Hello, Dunia Fantasi!

Ya, akhirnya gue berhasil mengunjungi salah satu lokasi wisata di Jakarta tersebut. Sebenarnya keinginan untuk main ke theme park ini sudah ada dari setelah lebaran tahun lalu. Tapi terkalahkan oleh kesepakatan bersama (dan promo FLAZZ BCA) untuk mencoba Jungle Land di Sentul Selatan. Memang, sudah kurang lebih dua bulan belakangan ini, gue dan my partner in crime, Dyah, pengen banget melepas penat dunia perkuliahan yang makin seru ini. Keinginan tersebut akhirnya dapat terpenuhi tanggal 17 Juni kemarin.

Banyak rintangan setiap mau jalan ke dufan. Mulai dari jarak, transportasi, biaya tiket masuk, dan waktu. Beruntung sekali, puasa tahun ini mulai tanggal 18 Juni instead of 17, karena Dyah memang sedang libur dari tanggal 17, sedangkan gue sudah hampir seminggu menikmati liburan semester (YAY!). Niat awalnya, di tanggal 17 Juni, kita berdua mau berenang di Talavera, kemudian gue mendapatkan semacam kegilaan dengan mengajak Dyah main ke dufan. Berhubung kita berdua belum ada yang bisa nyetir dengan baik, maka kami putuskan untuk berkunjung dengan memanfaatkan transportasi umum dan Trans Jakarta adalah solusi dari permasalahan transportasi kami. Awalnya, kami mau menggila memanfaatkan fasilitas Go-Jek dari Cinere-Dufan, mumpung promo hanya Rp10.000,-. tapi...YA KALI DEH, kasihan abang ojeknya :(.

Back to the story, kami berdua akhirnya berangkat dari Cinere dengan kendaraan pribadi, kebetulan orang tua kami sering berangkat bersama ke kantor, jadi bisa nebeng setidaknya sampai daerah Blok M yang merupakan halte trans jakarta koridor 1 paling pertama. Dari blok M, kami menempuh perjalanan hingga halte Monumen Nasional (Monas) untuk pindah koridor Harmoni-Pulo Gadung.

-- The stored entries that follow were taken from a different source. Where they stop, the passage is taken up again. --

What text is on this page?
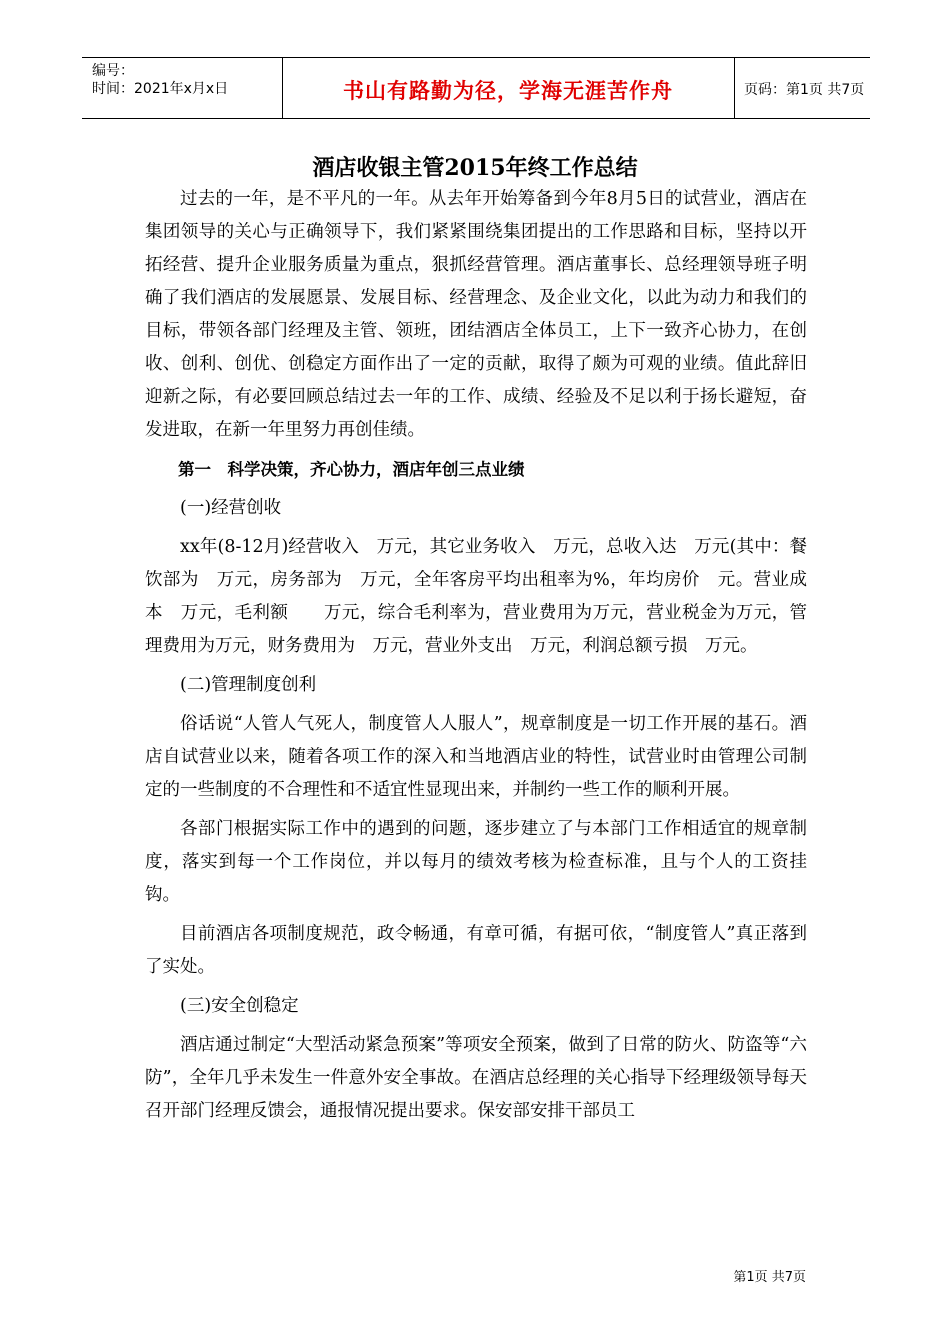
编号：
时间：2021年x月x日	书山有路勤为径，学海无涯苦作舟	页码：第1页 共7页
酒店收银主管2015年终工作总结

过去的一年，是不平凡的一年。从去年开始筹备到今年8月5日的试营业，酒店在集团领导的关心与正确领导下，我们紧紧围绕集团提出的工作思路和目标，坚持以开拓经营、提升企业服务质量为重点，狠抓经营管理。酒店董事长、总经理领导班子明确了我们酒店的发展愿景、发展目标、经营理念、及企业文化，以此为动力和我们的目标，带领各部门经理及主管、领班，团结酒店全体员工，上下一致齐心协力，在创收、创利、创优、创稳定方面作出了一定的贡献，取得了颇为可观的业绩。值此辞旧迎新之际，有必要回顾总结过去一年的工作、成绩、经验及不足以利于扬长避短，奋发进取，在新一年里努力再创佳绩。

第一　科学决策，齐心协力，酒店年创三点业绩

(一)经营创收

xx年(8-12月)经营收入　万元，其它业务收入　万元，总收入达　万元(其中：餐饮部为　万元，房务部为　万元，全年客房平均出租率为%，年均房价　元。营业成本　万元，毛利额　　万元，综合毛利率为，营业费用为万元，营业税金为万元，管理费用为万元，财务费用为　万元，营业外支出　万元，利润总额亏损　万元。

(二)管理制度创利

俗话说“人管人气死人，制度管人人服人”，规章制度是一切工作开展的基石。酒店自试营业以来，随着各项工作的深入和当地酒店业的特性，试营业时由管理公司制定的一些制度的不合理性和不适宜性显现出来，并制约一些工作的顺利开展。

各部门根据实际工作中的遇到的问题，逐步建立了与本部门工作相适宜的规章制度，落实到每一个工作岗位，并以每月的绩效考核为检查标准，且与个人的工资挂钩。

目前酒店各项制度规范，政令畅通，有章可循，有据可依，“制度管人”真正落到了实处。

(三)安全创稳定

酒店通过制定“大型活动紧急预案”等项安全预案，做到了日常的防火、防盗等“六防”，全年几乎未发生一件意外安全事故。在酒店总经理的关心指导下经理级领导每天召开部门经理反馈会，通报情况提出要求。保安部安排干部员工

第1页 共7页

Tidak terlalu lama menunggu, bus trans Jakarta arah Pulo Gadung datang dan kami menikmati perjalanan dengan bus versi lama hingga halte Senen. Dari halte tersebut, kami pindah ke halte Sentral Senen yang bisa dituju dengan melalui jembatan yang ada dan tanpa harus keluar halte terlebih dahulu. Dari halte Sentral Senen, kami hanya perlu menunggu bus trans jakarta yang mengarah ke halte Ancol. Kami berangkat dari blok M jam 9 pagi dan sampai di halte Ancol sekitar pukul setengah 11. Halte Ancol tidak terlalu jauh dari tempat pembelian tiket Dunia Fantasi, kira-kira 100-150 meter. Oh ya! Begitu sampai di halte Ancol, kita akan diarahkan ke loket masuk Ancol. Berhubung sedang peak season, kami berdua kena charge Rp50.000,- untuk masuk kawasan Ancol (each: Rp25.000,-). Kirain gak bakalan kena charge karena naik trans jakarta..HUFTS.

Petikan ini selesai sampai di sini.